Organic growth & virality

  • Shares
  • Net Promoter Score (NPS)
  • Quality / quantity of links to the post

High CTR, ranking, and traffic are all results of the above—not causes—and are what I would call vanity metrics. Keep an eye on these, but not at the expense of the above.

A note about Domain Authority (DA)

Why it’s important: It’s one of the best measurements of your potential ability to rank for keywords. The higher your DA, the higher likelihood there is that you will be able to rank for increasingly competitive keywords.

How it’s calculated: Known contributing factors include number of linking websites, number of total links, quality of both of those sources of links, technical health, and engagement metrics.

How writers can increase: Create as much unique, engaging, and share-able content as possible, include links to high DA websites, and work with your marketing team to promote your content.

Example of a high authority website: The New York Times (DA: 95 / 100)

How did the NYT get a high domain authority? They have an effective internal linking structure, a high number of links to the website from external sources, technical optimizations, a short linking distance between other trusted websites, high domain age, strong engagement metrics, and a wide diversity of links.

So — if you want to increase the value of your writing for your business, you can either opt to write for the New York Times or follow this guideline:

  • Target valuable keywords: These are words that are high traffic, low competition, and very relevant to the problem your service or product solves.
  • Write high quality content: Present a new idea, or an existing idea in a new way. Map the content that you write to the perceived intent of the search based on the results.
  • Promote your content: Get influencers to share it by incorporating them in the creation process. Share and re-share it on your social media channels.
  • Track the right metrics: Look at engagement and organic growth rather than vanity metrics.

 

 

 

[1] In a class at Stanford, Facebook’s VP of growth admitted to using this tactic to dominate organic searches for paper airplanes.
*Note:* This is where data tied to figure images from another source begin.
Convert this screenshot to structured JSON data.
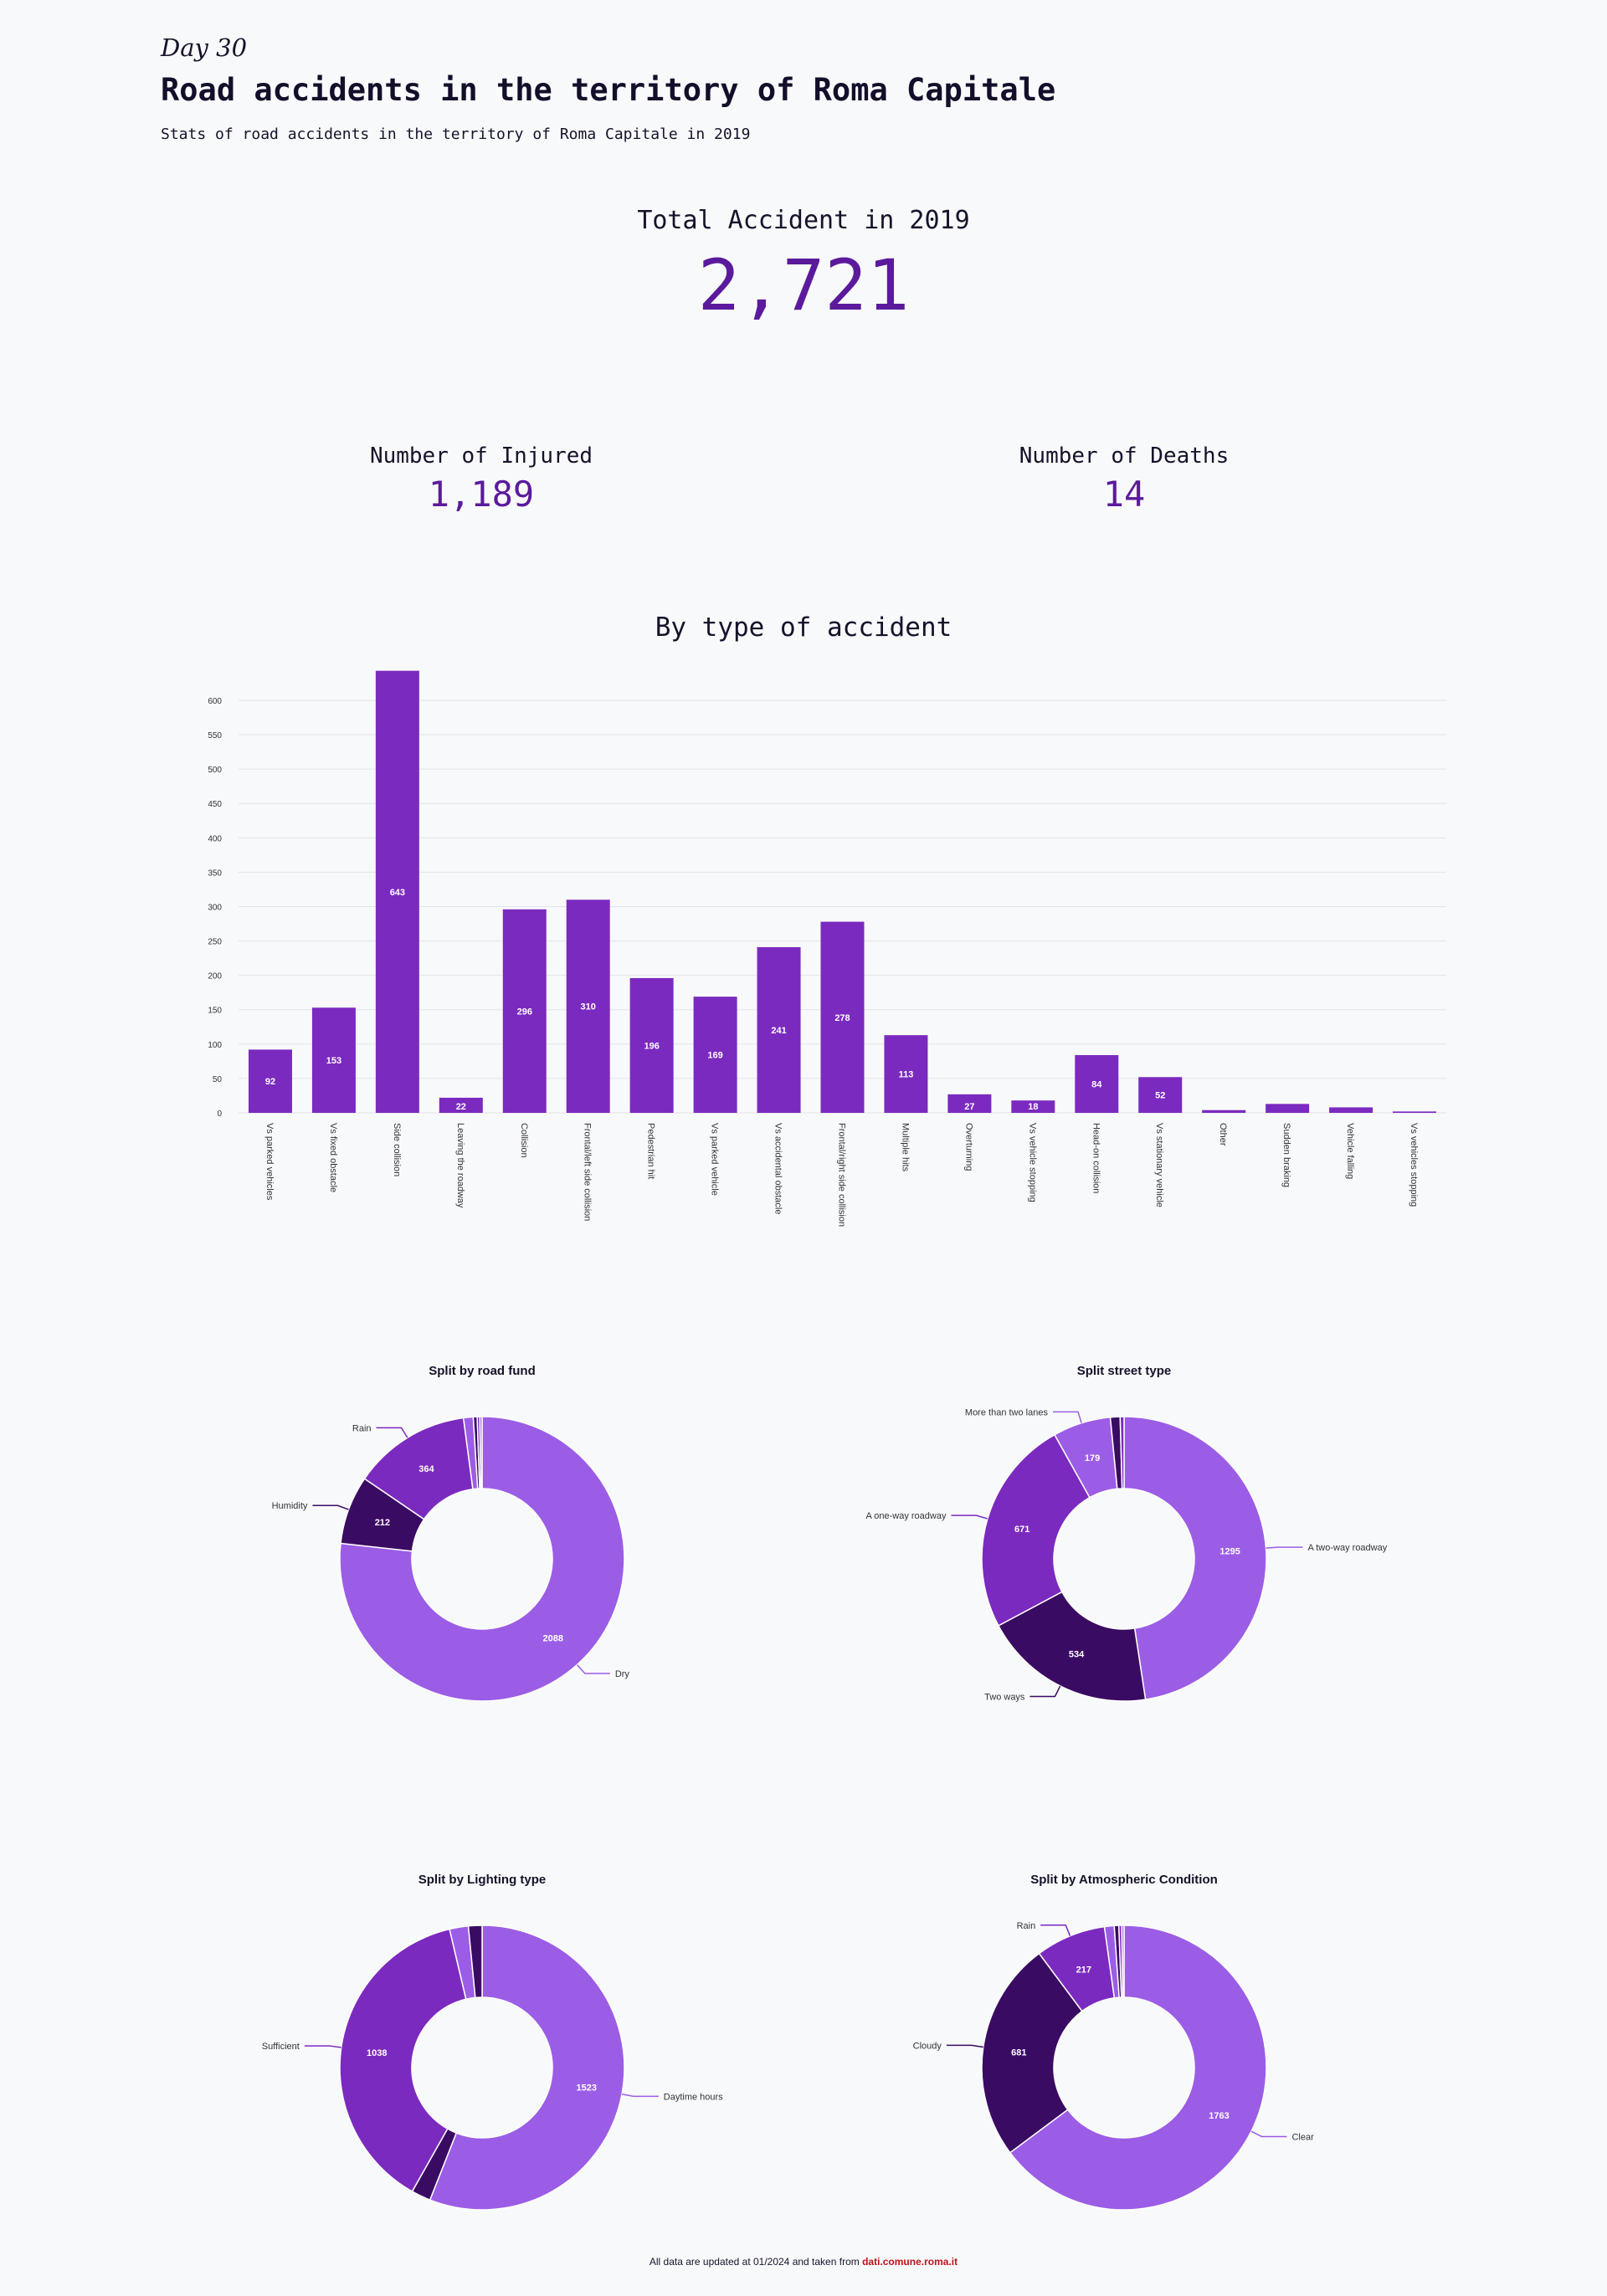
{
  "header": {
    "day": "Day 30",
    "title": "Road accidents in the territory of Roma Capitale",
    "subtitle": "Stats of road accidents in the territory of Roma Capitale in 2019"
  },
  "kpis": {
    "total": {
      "label": "Total Accident in 2019",
      "value": "2,721"
    },
    "injured": {
      "label": "Number of Injured",
      "value": "1,189"
    },
    "deaths": {
      "label": "Number of Deaths",
      "value": "14"
    }
  },
  "footer": {
    "text": "All data are updated at 01/2024 and taken from ",
    "source": "dati.comune.roma.it"
  },
  "colors": {
    "bar": "#7b2abf",
    "light": "#9b5de5",
    "mid": "#7b2abf",
    "dark": "#3a0b63",
    "accent": "#5b1a9c"
  },
  "chart_data": [
    {
      "type": "bar",
      "title": "By type of accident",
      "categories": [
        "Vs parked vehicles",
        "Vs fixed obstacle",
        "Side collision",
        "Leaving the roadway",
        "Collision",
        "Frontal/left side collision",
        "Pedestrian hit",
        "Vs parked vehicle",
        "Vs accidental obstacle",
        "Frontal/right side collision",
        "Multiple hits",
        "Overturning",
        "Vs vehicle stopping",
        "Head-on collision",
        "Vs stationary vehicle",
        "Other",
        "Sudden braking",
        "Vehicle falling",
        "Vs vehicles stopping"
      ],
      "values": [
        92,
        153,
        643,
        22,
        296,
        310,
        196,
        169,
        241,
        278,
        113,
        27,
        18,
        84,
        52,
        4,
        13,
        8,
        2
      ],
      "data_labels": [
        "92",
        "153",
        "643",
        "22",
        "296",
        "310",
        "196",
        "169",
        "241",
        "278",
        "113",
        "27",
        "18",
        "84",
        "52",
        "",
        "",
        "",
        ""
      ],
      "yticks": [
        0,
        50,
        100,
        150,
        200,
        250,
        300,
        350,
        400,
        450,
        500,
        550,
        600
      ],
      "ylim": [
        0,
        645
      ],
      "grid": true
    },
    {
      "type": "pie",
      "title": "Split by road fund",
      "slices": [
        {
          "label": "Dry",
          "value": 2088,
          "color": "#9b5de5"
        },
        {
          "label": "Humidity",
          "value": 212,
          "color": "#3a0b63"
        },
        {
          "label": "Rain",
          "value": 364,
          "color": "#7b2abf"
        },
        {
          "label": "",
          "value": 30,
          "color": "#9b5de5"
        },
        {
          "label": "",
          "value": 12,
          "color": "#3a0b63"
        },
        {
          "label": "",
          "value": 8,
          "color": "#7b2abf"
        },
        {
          "label": "",
          "value": 7,
          "color": "#9b5de5"
        }
      ]
    },
    {
      "type": "pie",
      "title": "Split street type",
      "slices": [
        {
          "label": "A two-way roadway",
          "value": 1295,
          "color": "#9b5de5"
        },
        {
          "label": "Two ways",
          "value": 534,
          "color": "#3a0b63"
        },
        {
          "label": "A one-way roadway",
          "value": 671,
          "color": "#7b2abf"
        },
        {
          "label": "More than two lanes",
          "value": 179,
          "color": "#9b5de5"
        },
        {
          "label": "",
          "value": 30,
          "color": "#3a0b63"
        },
        {
          "label": "",
          "value": 12,
          "color": "#7b2abf"
        }
      ]
    },
    {
      "type": "pie",
      "title": "Split by Lighting type",
      "slices": [
        {
          "label": "Daytime hours",
          "value": 1523,
          "color": "#9b5de5"
        },
        {
          "label": "",
          "value": 60,
          "color": "#3a0b63"
        },
        {
          "label": "Sufficient",
          "value": 1038,
          "color": "#7b2abf"
        },
        {
          "label": "",
          "value": 58,
          "color": "#9b5de5"
        },
        {
          "label": "",
          "value": 42,
          "color": "#3a0b63"
        }
      ]
    },
    {
      "type": "pie",
      "title": "Split by Atmospheric Condition",
      "slices": [
        {
          "label": "Clear",
          "value": 1763,
          "color": "#9b5de5"
        },
        {
          "label": "Cloudy",
          "value": 681,
          "color": "#3a0b63"
        },
        {
          "label": "Rain",
          "value": 217,
          "color": "#7b2abf"
        },
        {
          "label": "",
          "value": 30,
          "color": "#9b5de5"
        },
        {
          "label": "",
          "value": 14,
          "color": "#3a0b63"
        },
        {
          "label": "",
          "value": 9,
          "color": "#7b2abf"
        },
        {
          "label": "",
          "value": 7,
          "color": "#9b5de5"
        }
      ]
    }
  ]
}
[2] As part of my interview for ADK Group, I was asked to provide a definition of SEO in 3 sentences or less. I was able to dig that up and find that my definition still holds true: “SEO is the process of ensuring that your website and content are as easy to find by crawlers and people as possible. Ultimately, it involves taking advantage of the way that search engines index and rank pages to increase your ranking on SERPS for specific keywords. Factors that affect SEO are both on page (including content, architecture, and HTML) and off page (how many reputable links are sending people to your content, your impact on social media, etc.).

[3] For all intents and purposes, “domain authority” is a measure of the quality and quantity of other websites linking to your website.